Only now, with crime and terrorism, is it becoming a national issue. Chaos-free existence has meant that order and stability have come to be seen by some as the embodiments of totalitarianism. These manifestations of authoritarianism have to be assailed from all corners and driven out of town. What the courts are doing should be seen in this context.
Call it throwing the baby out with the bathwater. CJ Willy Mutunga probably sees his role as that of former US Chief Justice Earl Warren who transformed American courts by injecting an overdose of liberalism into the system. It was during his tenure as Chief Justice between 1953 and 1969 that some of the most profound precedents in America were set and subsequently globalised to become the universal jurisprudence that they now are.
These included Brown vs Board of Education, which outlawed segregation in American schools, and New York Times vs Sullivan, which we in journalism are familiar with for how it expanded media freedom by requiring public officials to prove that adverse journalism affecting them was driven by actual malice – the so-called “New York malice.”
An important decision to also come out of the Warren court was Miranda vs Arizona, which established new rules for interrogating criminal suspects. These rules have been popularised by TV crime series and movies where suspects are told that they have a right to remain silent. Justice Warren was succeeded by, Warren E. Burger, whose court became even more liberal, handing down liberal decisions such as Roe vs Wade, which legalised abortion, and from which much inspiration is drawn by population control and pro-choice activists.

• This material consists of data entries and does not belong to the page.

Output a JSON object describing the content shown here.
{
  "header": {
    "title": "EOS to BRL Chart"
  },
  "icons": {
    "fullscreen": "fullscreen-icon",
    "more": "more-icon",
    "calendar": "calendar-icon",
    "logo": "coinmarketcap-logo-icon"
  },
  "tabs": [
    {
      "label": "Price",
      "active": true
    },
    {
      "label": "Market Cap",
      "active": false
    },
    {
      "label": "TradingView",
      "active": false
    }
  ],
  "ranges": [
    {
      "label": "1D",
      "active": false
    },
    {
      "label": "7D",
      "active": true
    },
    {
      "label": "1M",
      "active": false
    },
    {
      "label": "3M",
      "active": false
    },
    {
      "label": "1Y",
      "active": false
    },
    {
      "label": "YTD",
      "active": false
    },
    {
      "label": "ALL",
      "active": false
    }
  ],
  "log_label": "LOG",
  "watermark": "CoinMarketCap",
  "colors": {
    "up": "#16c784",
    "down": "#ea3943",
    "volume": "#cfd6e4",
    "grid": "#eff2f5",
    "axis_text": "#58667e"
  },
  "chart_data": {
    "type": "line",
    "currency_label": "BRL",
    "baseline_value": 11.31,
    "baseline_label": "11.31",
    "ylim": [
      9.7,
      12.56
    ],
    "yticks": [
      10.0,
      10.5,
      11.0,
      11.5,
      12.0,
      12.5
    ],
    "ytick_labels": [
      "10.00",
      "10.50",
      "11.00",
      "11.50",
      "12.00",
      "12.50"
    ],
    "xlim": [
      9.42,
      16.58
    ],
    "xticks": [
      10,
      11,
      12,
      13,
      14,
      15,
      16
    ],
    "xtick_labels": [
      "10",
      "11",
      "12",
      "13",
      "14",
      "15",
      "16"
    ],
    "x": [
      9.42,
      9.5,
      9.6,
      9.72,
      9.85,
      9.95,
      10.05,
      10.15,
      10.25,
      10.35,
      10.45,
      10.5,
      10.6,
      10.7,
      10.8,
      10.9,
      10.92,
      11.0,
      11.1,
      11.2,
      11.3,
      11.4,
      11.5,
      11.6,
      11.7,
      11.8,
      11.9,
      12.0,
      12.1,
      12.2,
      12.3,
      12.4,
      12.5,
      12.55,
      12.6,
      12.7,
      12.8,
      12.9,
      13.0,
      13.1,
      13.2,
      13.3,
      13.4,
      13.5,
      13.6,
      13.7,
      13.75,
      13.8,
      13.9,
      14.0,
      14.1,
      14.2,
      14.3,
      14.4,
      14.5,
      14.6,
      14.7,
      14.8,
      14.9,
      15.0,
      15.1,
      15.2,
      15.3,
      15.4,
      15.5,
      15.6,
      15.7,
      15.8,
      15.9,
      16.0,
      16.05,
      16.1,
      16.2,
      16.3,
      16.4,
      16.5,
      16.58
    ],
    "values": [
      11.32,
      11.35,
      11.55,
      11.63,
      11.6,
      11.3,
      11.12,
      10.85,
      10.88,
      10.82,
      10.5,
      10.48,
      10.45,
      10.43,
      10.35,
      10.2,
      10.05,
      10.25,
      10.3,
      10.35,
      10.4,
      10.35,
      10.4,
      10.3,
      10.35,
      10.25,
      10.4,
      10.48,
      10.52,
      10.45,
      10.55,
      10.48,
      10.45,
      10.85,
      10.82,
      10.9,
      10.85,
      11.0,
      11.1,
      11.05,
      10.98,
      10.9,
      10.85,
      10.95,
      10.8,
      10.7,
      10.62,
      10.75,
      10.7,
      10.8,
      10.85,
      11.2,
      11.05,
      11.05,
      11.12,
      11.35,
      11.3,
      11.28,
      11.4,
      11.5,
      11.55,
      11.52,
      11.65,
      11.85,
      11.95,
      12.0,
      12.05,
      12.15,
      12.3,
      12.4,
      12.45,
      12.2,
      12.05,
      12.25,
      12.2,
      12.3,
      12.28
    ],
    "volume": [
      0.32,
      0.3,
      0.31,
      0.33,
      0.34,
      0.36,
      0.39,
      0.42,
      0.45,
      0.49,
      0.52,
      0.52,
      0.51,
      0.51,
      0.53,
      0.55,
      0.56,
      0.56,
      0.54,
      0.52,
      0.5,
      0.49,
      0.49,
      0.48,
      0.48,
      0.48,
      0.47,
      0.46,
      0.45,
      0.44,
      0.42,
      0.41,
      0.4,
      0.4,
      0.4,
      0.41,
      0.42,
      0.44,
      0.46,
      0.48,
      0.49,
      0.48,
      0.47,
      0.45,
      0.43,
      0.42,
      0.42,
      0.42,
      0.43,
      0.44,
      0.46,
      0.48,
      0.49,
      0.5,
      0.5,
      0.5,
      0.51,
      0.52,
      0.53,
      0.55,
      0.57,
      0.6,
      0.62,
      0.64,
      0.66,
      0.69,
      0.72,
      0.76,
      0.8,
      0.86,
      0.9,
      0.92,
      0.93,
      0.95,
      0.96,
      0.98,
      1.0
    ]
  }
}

If the court continues on its current path, and if politics in this country become more issue-based, there is a high chance that the conduct of the courts could become an electoral issue in future – which would be an improvement over the issue of tribalism. And the next Parliament might have to pay more attention to the ideology and philosophy of judges nominated at various levels of the court system.
There is likely to be more scrutiny for judges exercising more judicial restraint by not reading their own personal philosophies into the law, as well as those practising judicial activism by interpreting the laws to serve their personal view of what society needs. Liberalism gone amok is sure to have one more unintended consequence: It will likely engender a fierce conservative critique of liberal interpretation of the law.
Unintended consequences Some judges, scholars and lawyers with a more conservative outlook might invent an ideological countervail to the crusading and gallivanting liberalism. At least this was the course taken by some judges and scholars in the US after the liberalism of the Warren and Burger courts.
They came up with the concept of “Originalism” – the argument that interpretation of the law ought to be based on the original intention of the framers of the constitution. Edwin Meese III, Ronald Reagan’s attorney-general, called for “jurisprudence of original intention.” Since then, US Supreme Court has fallen firmly into the hands of conservative justices, as not enough justices have exited during Obama’s two-term presidency.
Our new Constitution, passed in a hurry by a nation exasperated by a 20-year campaign for a new constitution, was not keenly scrutinised for ambiguities and contradictions. Indeed we were urged to ratify it, despite its shortcomings, as amendments, we were told, would surely follow.
It is obviously better than the constitution it replaced, but it is a goldmine for activist judges, not to mention that it effectively turns this country into Mary Ann Glendon’s Nation Under Lawyers, a book that depicts the trigger-happy litigiousness of the law-dependent American society.
The writer is Associate Director, School of Journalism and Mass Communication, University of Nairobi.